WSJ - Big Slide in 401(k)s Spurs Calls for Change: "About 50 million Americans have 401(k) plans, which have $2.5 trillion in total assets, estimates the Employee Benefit Research Institute in Washington. In the 12 months following the stock market's peak in October 2007, more than $1 trillion worth of stock value held in 401(k)s and other "defined-contribution" plans was wiped out, according to the Boston College research center.
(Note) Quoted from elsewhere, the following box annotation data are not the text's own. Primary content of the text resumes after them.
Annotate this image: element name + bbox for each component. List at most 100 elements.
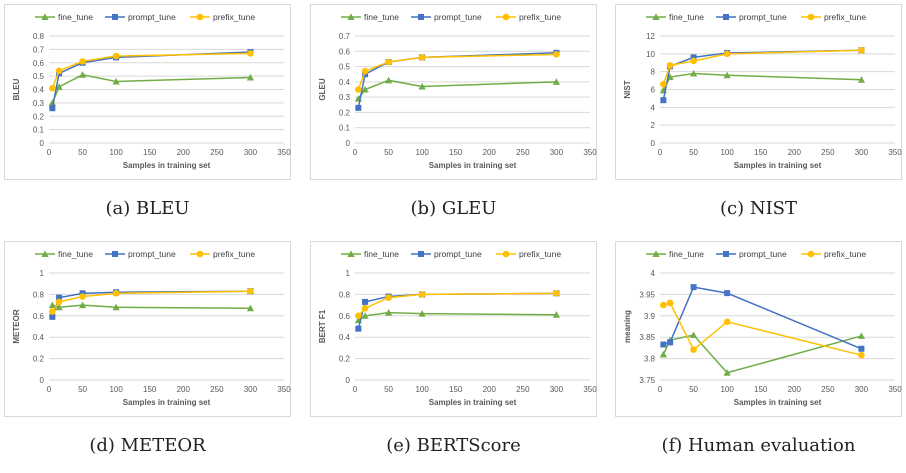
- y-tick-label: 0.8: [33, 290, 45, 299]
- data-point-fine_tune: [361, 85, 369, 93]
- x-tick-label: 50: [384, 148, 393, 157]
- x-tick-label: 0: [47, 148, 52, 157]
- data-point-fine_tune: [55, 83, 63, 90]
- y-axis-title: NIST: [623, 80, 632, 98]
- data-point-fine_tune: [689, 69, 698, 77]
- legend-marker: [807, 13, 815, 21]
- y-tick-label: 0.1: [33, 126, 45, 135]
- data-point-prefix_tune: [666, 299, 674, 307]
- data-point-fine_tune: [723, 71, 731, 79]
- line-chart: 0 0.2 0.4 0.6 0.8 1 0 50 100 150 200 250 300 350 Sampl…: [310, 241, 597, 417]
- line-chart: 3.75 3.8 3.85 3.9 3.95 4 0 50 100 150 200 250 300 350…: [615, 241, 902, 417]
- x-tick-label: 150: [449, 148, 463, 157]
- legend-label: prefix_tune: [519, 12, 561, 22]
- y-tick-label: 0: [40, 139, 45, 148]
- x-tick-label: 150: [754, 148, 768, 157]
- x-tick-label: 200: [788, 385, 802, 394]
- legend-marker: [347, 250, 355, 257]
- x-tick-label: 350: [888, 385, 902, 394]
- y-tick-label: 4: [651, 269, 656, 278]
- x-axis-title: Samples in training set: [123, 398, 211, 407]
- y-tick-label: 0.8: [33, 32, 45, 41]
- data-point-prefix_tune: [247, 50, 254, 57]
- data-point-prompt_tune: [690, 284, 697, 291]
- data-point-fine_tune: [112, 303, 120, 311]
- data-point-prefix_tune: [418, 291, 426, 298]
- chart-frame: [4, 241, 291, 417]
- chart-panel: 3.75 3.8 3.85 3.9 3.95 4 0 50 100 150 200 250 300 350…: [615, 241, 902, 473]
- x-tick-label: 50: [689, 148, 698, 157]
- data-point-prefix_tune: [690, 346, 697, 353]
- chart-caption: (d) METEOR: [89, 435, 206, 456]
- x-tick-label: 200: [177, 385, 191, 394]
- data-point-prefix_tune: [666, 62, 674, 69]
- x-tick-label: 350: [583, 148, 597, 157]
- line-chart: 0 0.1 0.2 0.3 0.4 0.5 0.6 0.7 0 50 100 150 200 250 300…: [310, 4, 597, 180]
- y-tick-label: 8: [651, 68, 656, 77]
- y-tick-label: 0.5: [339, 63, 351, 72]
- data-point-fine_tune: [659, 350, 667, 358]
- x-tick-label: 350: [583, 385, 597, 394]
- legend-marker: [502, 13, 510, 21]
- legend-marker: [807, 250, 815, 258]
- x-tick-label: 50: [384, 385, 393, 394]
- legend-label: fine_tune: [669, 249, 704, 259]
- x-tick-label: 150: [143, 148, 157, 157]
- y-tick-label: 12: [646, 32, 655, 41]
- data-point-prefix_tune: [553, 51, 560, 58]
- y-axis-title: GLEU: [318, 78, 327, 100]
- data-point-prompt_tune: [660, 97, 667, 104]
- data-point-fine_tune: [246, 73, 255, 81]
- data-point-prefix_tune: [112, 290, 120, 297]
- legend-label: prefix_tune: [824, 249, 866, 259]
- data-point-fine_tune: [857, 332, 866, 339]
- x-axis-title: Samples in training set: [123, 161, 211, 170]
- x-tick-label: 200: [788, 148, 802, 157]
- y-tick-label: 0.6: [339, 312, 351, 321]
- data-point-prefix_tune: [355, 86, 362, 93]
- y-tick-label: 0.7: [339, 32, 351, 41]
- x-tick-label: 300: [855, 148, 869, 157]
- data-point-prefix_tune: [858, 351, 865, 359]
- data-point-fine_tune: [552, 311, 561, 318]
- legend-label: prompt_tune: [739, 249, 787, 259]
- x-tick-label: 200: [483, 385, 497, 394]
- chart-panel: 0 2 4 6 8 10 12 0 50 100 150 200 250 300 350 Samples in…: [615, 4, 902, 236]
- y-tick-label: 0.2: [339, 108, 351, 117]
- data-point-prefix_tune: [79, 58, 86, 65]
- data-point-fine_tune: [246, 304, 255, 312]
- data-point-prefix_tune: [49, 308, 56, 315]
- chart-caption: (b) GLEU: [410, 198, 497, 219]
- data-point-prompt_tune: [49, 105, 56, 112]
- y-axis-title: meaning: [623, 310, 632, 343]
- legend-label: prompt_tune: [128, 249, 176, 259]
- legend-label: prompt_tune: [739, 12, 787, 22]
- legend-label: fine_tune: [364, 12, 399, 22]
- legend-marker: [418, 14, 424, 20]
- legend-label: prefix_tune: [213, 12, 255, 22]
- data-point-prefix_tune: [723, 50, 731, 58]
- x-tick-label: 300: [550, 385, 564, 394]
- y-tick-label: 0.8: [339, 290, 351, 299]
- y-tick-label: 0.6: [339, 47, 351, 56]
- y-tick-label: 0: [40, 376, 45, 385]
- x-tick-label: 50: [78, 385, 87, 394]
- y-tick-label: 0.3: [339, 93, 351, 102]
- y-axis-title: BERT F1: [318, 309, 327, 343]
- legend-marker: [723, 251, 729, 257]
- chart-frame: [4, 4, 291, 180]
- data-point-fine_tune: [78, 301, 87, 309]
- legend-label: prompt_tune: [434, 12, 482, 22]
- line-chart: 0 0.2 0.4 0.6 0.8 1 0 50 100 150 200 250 300 350 Sampl…: [4, 241, 291, 417]
- legend-label: fine_tune: [364, 249, 399, 259]
- data-point-prompt_tune: [724, 290, 731, 297]
- y-tick-label: 6: [651, 86, 656, 95]
- y-tick-label: 0.2: [33, 355, 45, 364]
- x-tick-label: 100: [720, 148, 734, 157]
- x-tick-label: 200: [483, 148, 497, 157]
- data-point-prefix_tune: [55, 67, 63, 75]
- data-point-prefix_tune: [355, 312, 362, 320]
- data-point-prefix_tune: [361, 67, 369, 75]
- data-point-prefix_tune: [361, 305, 369, 312]
- x-tick-label: 150: [449, 385, 463, 394]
If individual retirement accounts, which consist largely of money rolled over from 401(k)s, are taken into account, about $2 trillion of stock value evaporated."
Center for Retirement Research, Boston College
- Are Retirement Savings Too Exposed to Market Risk? by Alicia H. Munnell and Dan Muldoon, October 2008, Number 8-16
- The Financial Crisis and Private Defined Benefit Plans by Alicia H. Munnell, Jean-Pierre Aubry, and Dan Muldoon: "Between October 9, 2007 and October 9, 2008, the value of equities in retirement plans dropped by about $4 trillion, with the decline divided equally between defined benefit and 401(k)/Individual Retirement Accounts (IRAs). The decline in the defined benefit arena was in turn divided equally between private sector plans and those sponsored by state and local governments. This brief explores what a loss of roughly $1 trillion of private sector defined benefit equities means for the individual participants and for the firms that sponsor those plans."